Nei giorni dopo, continuai. Ogni sera, caffè bollente, sigaretta accesa. Lui disegnava, io lo spiavo. Una volta, vidi la sua mano scendere sui pantaloni, si toccava piano mentre guardava verso di me. Il cuore mi batteva forte. Aprii di più la finestra, lasciai cadere la vestaglia. Seni nudi all’aria, capezzoli duri. Lui spalancò gli occhi, la matita cadde. ‘Vieni qui’, gli feci cenno con la mano. Esitò, poi sparì. Trenta secondi dopo, bussò alla mia porta. Sudato, eccitato. ‘Signora Sofia… ho visto che… mi dai consigli sul nudo?’

Sguardi Caldi Attraverso il Cortile

Lo feci entrare. ‘Siediti lì, al cavalletto’. Ero in vestaglia trasparente, capelli neri sciolti. Tirai fuori un mio schizzo, una bacchante nuda. ‘Copia questo’. Lui iniziò, ma tremava. Io fumavo, seduta sul divano di vimini, gambe accavallate. Il suo sguardo saliva su di me. ‘Hai problemi con l’anatomia, eh?’. Senza dire nulla, slacciai la vestaglia. La feci scivolare giù. Nuda davanti a lui. Seni piccoli e sodi, fica duvettata, bagnata già. ‘Ora disegnami me’. Si bloccò, cazzo duro nei pantaloni. Disegnò veloce, bravo. Finì in venti minuti. ‘Bravo, Tommaso’. Mi alzai, guardai il disegno. Magnifico. Ci fu silenzio. Il suo respiro pesante. La finestra aperta, rumori dal cortile. Qualcuno rideva giù in basso.

Scopata Intensa col Rischio di Essere Scoperti

Non resistetti. Mi chinai su di lui, lo baciai. Lingua dentro, umida. Lui mi respinse piano. ‘Signora, non…’ Ma gli presi la mano, la misi sulla mia figa. ‘Ssh, sentila quanto è bagnata per te’. Rise nervoso. ‘Cazzo, Sofia, sei pazza’. Gli slacciai i pantaloni, cazzo giovane, duro come ferro, cappella rossa. Me lo misi in bocca, succhiai forte, saliva che colava.
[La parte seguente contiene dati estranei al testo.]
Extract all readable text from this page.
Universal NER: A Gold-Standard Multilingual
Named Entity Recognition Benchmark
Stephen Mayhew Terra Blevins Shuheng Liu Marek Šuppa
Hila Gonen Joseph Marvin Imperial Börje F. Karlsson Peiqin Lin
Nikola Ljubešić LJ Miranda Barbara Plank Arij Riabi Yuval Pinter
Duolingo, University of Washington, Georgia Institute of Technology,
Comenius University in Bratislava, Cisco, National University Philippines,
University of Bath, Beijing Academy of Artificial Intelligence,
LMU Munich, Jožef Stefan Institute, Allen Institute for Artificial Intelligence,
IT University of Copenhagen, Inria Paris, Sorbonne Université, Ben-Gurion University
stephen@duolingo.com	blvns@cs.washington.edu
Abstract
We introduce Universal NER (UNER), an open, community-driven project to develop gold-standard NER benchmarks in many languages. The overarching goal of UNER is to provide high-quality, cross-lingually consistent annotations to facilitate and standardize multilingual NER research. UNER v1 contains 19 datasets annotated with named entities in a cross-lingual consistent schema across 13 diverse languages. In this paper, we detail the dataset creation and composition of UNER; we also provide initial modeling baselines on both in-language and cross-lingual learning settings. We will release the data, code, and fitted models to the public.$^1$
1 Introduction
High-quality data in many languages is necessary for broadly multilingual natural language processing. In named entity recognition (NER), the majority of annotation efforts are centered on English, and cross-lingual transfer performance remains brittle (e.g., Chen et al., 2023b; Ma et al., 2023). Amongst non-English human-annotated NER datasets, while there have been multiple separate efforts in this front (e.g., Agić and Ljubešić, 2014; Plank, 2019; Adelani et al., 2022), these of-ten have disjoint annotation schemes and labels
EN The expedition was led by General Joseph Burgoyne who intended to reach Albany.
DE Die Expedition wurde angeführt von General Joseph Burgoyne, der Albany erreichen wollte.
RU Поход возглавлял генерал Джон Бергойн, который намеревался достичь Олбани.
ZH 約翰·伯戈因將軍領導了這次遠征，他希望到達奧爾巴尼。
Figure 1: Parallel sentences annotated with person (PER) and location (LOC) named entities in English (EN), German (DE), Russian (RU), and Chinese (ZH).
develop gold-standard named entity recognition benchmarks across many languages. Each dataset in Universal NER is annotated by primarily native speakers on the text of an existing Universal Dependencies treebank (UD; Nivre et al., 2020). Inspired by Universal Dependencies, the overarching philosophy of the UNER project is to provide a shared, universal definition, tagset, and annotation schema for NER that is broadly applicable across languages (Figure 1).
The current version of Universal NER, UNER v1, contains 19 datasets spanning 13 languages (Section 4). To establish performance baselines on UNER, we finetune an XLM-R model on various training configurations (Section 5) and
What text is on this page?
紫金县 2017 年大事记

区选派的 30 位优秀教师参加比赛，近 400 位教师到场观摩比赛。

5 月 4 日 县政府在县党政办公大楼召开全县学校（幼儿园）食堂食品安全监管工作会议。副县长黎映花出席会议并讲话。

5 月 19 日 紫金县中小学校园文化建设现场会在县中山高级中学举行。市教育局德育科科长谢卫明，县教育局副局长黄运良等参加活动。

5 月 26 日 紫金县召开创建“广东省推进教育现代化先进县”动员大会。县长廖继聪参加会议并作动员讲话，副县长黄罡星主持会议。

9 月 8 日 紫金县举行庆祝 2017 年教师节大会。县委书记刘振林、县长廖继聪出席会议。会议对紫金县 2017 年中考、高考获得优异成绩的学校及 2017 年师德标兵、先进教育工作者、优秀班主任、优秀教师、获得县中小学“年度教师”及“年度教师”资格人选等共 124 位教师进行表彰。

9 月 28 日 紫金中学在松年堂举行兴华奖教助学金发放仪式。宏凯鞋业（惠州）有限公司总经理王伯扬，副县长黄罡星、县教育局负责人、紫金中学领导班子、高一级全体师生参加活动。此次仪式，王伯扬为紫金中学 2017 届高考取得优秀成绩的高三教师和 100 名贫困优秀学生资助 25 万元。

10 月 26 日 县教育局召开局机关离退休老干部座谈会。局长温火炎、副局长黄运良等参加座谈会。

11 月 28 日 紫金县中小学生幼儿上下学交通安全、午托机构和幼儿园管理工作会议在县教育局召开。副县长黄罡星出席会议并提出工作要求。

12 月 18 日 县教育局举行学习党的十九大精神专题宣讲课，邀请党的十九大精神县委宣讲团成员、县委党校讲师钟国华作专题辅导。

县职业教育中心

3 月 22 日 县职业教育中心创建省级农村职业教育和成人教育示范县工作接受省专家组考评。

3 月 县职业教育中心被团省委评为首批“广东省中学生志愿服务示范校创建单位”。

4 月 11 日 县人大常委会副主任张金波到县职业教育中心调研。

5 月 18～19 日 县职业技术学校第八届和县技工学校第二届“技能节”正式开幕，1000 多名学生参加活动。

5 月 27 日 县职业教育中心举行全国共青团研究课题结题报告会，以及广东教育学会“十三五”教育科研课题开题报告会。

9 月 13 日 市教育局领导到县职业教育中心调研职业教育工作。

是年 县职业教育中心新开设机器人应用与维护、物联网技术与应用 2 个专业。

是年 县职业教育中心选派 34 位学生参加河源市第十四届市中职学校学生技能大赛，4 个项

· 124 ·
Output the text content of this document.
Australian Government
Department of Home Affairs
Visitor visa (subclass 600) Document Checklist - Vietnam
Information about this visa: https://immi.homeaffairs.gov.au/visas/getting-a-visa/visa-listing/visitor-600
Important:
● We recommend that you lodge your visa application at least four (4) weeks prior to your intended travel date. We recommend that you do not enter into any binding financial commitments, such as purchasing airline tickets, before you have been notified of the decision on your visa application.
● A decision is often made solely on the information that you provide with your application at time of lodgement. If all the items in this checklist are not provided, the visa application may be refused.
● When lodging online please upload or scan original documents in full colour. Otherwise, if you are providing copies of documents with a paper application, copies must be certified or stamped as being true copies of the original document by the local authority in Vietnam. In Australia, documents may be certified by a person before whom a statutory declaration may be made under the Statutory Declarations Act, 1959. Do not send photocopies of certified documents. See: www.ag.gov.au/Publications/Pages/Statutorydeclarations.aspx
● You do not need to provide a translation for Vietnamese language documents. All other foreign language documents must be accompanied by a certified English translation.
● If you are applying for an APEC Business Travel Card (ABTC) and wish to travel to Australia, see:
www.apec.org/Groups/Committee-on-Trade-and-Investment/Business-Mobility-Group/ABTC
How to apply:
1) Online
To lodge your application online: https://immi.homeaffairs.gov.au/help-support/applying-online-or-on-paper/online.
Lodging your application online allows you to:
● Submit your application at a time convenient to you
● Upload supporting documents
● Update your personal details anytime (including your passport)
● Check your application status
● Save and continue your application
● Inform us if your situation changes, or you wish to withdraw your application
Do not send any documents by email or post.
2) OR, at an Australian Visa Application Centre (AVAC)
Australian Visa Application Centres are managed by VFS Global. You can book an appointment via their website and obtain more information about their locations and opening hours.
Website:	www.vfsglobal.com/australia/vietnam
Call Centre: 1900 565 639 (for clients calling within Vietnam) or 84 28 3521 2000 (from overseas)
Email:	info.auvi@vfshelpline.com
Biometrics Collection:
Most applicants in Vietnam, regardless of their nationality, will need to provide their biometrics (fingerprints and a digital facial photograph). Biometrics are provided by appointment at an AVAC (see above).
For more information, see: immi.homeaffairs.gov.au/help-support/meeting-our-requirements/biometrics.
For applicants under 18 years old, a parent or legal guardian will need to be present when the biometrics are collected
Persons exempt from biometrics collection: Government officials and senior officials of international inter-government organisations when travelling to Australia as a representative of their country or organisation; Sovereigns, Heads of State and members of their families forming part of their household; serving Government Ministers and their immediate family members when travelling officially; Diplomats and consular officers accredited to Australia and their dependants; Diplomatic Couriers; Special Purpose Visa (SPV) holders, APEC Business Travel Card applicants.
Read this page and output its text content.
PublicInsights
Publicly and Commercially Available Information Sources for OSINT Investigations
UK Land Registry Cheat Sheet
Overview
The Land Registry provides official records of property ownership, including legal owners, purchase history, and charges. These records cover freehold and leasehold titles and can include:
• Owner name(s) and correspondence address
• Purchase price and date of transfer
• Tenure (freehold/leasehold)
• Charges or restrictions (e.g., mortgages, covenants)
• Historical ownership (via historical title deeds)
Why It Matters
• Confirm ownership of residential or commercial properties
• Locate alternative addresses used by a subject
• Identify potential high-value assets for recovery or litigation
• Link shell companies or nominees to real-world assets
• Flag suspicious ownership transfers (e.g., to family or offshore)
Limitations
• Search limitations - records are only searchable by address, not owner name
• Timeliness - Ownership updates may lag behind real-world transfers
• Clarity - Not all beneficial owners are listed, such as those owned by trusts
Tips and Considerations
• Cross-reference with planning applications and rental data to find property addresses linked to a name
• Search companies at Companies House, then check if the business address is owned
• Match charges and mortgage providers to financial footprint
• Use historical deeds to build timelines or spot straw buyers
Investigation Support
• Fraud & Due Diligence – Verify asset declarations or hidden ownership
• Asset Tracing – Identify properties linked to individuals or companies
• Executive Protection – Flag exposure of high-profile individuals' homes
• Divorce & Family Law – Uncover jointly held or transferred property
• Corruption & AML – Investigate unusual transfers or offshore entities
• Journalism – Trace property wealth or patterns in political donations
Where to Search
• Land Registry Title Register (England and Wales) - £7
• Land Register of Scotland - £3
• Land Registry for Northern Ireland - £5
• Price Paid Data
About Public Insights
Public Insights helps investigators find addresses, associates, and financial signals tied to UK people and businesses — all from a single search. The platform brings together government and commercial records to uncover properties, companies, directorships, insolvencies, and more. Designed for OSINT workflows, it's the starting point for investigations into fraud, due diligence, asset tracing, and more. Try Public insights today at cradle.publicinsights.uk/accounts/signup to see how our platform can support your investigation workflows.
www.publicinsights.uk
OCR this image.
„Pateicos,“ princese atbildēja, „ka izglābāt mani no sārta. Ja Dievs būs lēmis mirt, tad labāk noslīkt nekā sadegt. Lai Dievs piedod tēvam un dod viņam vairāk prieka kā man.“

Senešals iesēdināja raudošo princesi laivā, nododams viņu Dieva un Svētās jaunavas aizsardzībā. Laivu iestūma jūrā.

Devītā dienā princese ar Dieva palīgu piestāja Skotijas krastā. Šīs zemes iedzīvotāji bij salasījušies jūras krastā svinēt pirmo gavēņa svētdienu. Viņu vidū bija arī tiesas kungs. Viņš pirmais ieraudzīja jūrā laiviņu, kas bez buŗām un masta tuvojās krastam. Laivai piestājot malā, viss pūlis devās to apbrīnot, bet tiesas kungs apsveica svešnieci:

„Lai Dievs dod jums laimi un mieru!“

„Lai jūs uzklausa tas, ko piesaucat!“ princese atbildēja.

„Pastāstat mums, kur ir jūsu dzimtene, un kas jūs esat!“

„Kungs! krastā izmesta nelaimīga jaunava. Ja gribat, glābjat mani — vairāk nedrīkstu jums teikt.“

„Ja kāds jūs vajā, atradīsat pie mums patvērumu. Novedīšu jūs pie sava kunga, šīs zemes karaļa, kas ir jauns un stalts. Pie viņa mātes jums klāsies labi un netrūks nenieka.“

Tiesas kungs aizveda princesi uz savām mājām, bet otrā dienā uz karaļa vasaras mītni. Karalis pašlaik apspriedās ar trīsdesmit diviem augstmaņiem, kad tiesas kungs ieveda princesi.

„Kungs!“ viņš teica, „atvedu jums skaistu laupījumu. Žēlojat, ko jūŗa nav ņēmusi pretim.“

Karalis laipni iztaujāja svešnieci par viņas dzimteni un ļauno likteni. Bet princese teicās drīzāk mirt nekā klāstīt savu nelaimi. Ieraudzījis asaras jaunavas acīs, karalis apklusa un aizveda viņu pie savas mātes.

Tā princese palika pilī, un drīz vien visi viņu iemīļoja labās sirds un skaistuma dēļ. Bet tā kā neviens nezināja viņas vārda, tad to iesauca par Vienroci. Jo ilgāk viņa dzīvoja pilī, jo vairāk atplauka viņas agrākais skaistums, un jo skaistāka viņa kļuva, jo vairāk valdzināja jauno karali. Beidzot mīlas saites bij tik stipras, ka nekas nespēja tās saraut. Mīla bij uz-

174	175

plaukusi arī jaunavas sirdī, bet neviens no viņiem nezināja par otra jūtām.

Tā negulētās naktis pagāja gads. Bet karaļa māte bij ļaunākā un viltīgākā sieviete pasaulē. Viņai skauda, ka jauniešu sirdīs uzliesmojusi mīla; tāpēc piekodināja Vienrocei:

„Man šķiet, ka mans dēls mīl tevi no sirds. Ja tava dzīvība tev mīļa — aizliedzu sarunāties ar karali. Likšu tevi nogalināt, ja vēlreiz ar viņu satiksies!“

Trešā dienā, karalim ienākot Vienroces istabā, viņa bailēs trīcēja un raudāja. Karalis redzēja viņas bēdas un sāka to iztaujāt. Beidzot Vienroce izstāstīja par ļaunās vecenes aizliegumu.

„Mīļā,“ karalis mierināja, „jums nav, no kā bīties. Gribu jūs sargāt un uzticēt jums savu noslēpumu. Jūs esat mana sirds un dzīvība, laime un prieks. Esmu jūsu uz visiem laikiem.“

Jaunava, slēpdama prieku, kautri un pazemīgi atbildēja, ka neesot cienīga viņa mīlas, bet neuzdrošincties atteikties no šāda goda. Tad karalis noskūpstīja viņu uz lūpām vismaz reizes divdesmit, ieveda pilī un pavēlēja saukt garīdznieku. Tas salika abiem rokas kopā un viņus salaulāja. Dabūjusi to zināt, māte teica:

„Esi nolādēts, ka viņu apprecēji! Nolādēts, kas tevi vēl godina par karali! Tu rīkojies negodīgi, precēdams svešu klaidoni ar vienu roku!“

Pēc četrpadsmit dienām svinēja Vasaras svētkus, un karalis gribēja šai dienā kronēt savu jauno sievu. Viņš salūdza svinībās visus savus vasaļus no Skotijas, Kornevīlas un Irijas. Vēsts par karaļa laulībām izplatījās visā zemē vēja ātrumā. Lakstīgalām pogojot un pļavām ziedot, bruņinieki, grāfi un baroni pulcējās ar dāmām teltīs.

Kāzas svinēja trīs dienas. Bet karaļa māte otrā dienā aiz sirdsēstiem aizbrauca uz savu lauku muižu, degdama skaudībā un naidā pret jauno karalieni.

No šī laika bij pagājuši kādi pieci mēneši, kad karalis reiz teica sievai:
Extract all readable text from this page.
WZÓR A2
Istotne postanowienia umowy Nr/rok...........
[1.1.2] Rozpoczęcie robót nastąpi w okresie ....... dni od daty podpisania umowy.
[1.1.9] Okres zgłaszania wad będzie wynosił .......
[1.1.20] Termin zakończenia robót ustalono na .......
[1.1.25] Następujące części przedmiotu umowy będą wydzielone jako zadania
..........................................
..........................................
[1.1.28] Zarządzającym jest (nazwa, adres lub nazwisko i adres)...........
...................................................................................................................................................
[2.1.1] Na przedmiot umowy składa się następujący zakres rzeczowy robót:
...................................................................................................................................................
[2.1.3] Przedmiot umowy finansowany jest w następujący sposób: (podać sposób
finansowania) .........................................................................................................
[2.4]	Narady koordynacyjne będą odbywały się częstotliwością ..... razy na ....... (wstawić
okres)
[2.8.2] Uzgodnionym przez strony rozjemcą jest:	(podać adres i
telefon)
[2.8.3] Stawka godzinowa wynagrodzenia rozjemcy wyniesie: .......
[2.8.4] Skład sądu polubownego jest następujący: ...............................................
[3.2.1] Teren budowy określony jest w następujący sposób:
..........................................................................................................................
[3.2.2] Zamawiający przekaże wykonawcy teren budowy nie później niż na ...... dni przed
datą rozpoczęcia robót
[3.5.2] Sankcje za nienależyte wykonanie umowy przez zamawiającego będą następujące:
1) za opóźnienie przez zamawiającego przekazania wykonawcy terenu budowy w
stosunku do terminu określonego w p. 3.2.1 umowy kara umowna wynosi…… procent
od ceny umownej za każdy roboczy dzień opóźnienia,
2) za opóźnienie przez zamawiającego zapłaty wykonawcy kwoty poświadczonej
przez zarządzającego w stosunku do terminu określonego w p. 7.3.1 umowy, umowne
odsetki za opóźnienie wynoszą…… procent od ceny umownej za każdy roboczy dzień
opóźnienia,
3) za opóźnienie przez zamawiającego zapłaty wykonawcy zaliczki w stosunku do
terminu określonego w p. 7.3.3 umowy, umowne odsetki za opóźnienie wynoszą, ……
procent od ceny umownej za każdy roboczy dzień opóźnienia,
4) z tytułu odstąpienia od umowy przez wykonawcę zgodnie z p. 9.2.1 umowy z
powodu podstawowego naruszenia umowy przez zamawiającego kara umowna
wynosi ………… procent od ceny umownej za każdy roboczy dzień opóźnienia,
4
Gemeva. ‘Aspetta, la finestra… ci vedono’. ‘Meglio, mi eccita’. Lo spinsi sul divano, mi misi a cavalcioni. Fica che scivolava sul suo cazzo. Entrai piano, ‘Ahhh, sììì, riempimi’. Lo cavalcavo forte, tette che rimbalzavano. Lui mi afferrava il culo, dita dentro. ‘Scopami, Tommaso, forte!’. Passi nel cortile, voci. Paura e adrenalina. ‘Se ci beccano…’. ‘Non fermarti, sto venendo!’. Orgasmò dentro di me, sborrata calda che usciva. Io tremavo, urlai piano. Sudati, collassati.

Dopo, ci rivestimmo veloci. ‘Domani ancora?’. Annuì, occhi complici. Chiuse la porta piano. Tornai sul balcone, sigaretta tremolante. Il cortile sembrava diverso. Ogni finestra un segreto. Ora sapevo: dietro quelle tende, desideri bollenti. Tommaso mi aveva cambiata. Il vicinato non era più noioso. Ogni sguardo un brivido. Quel segreto carnale ci legava. Aspetto la prossima lezione.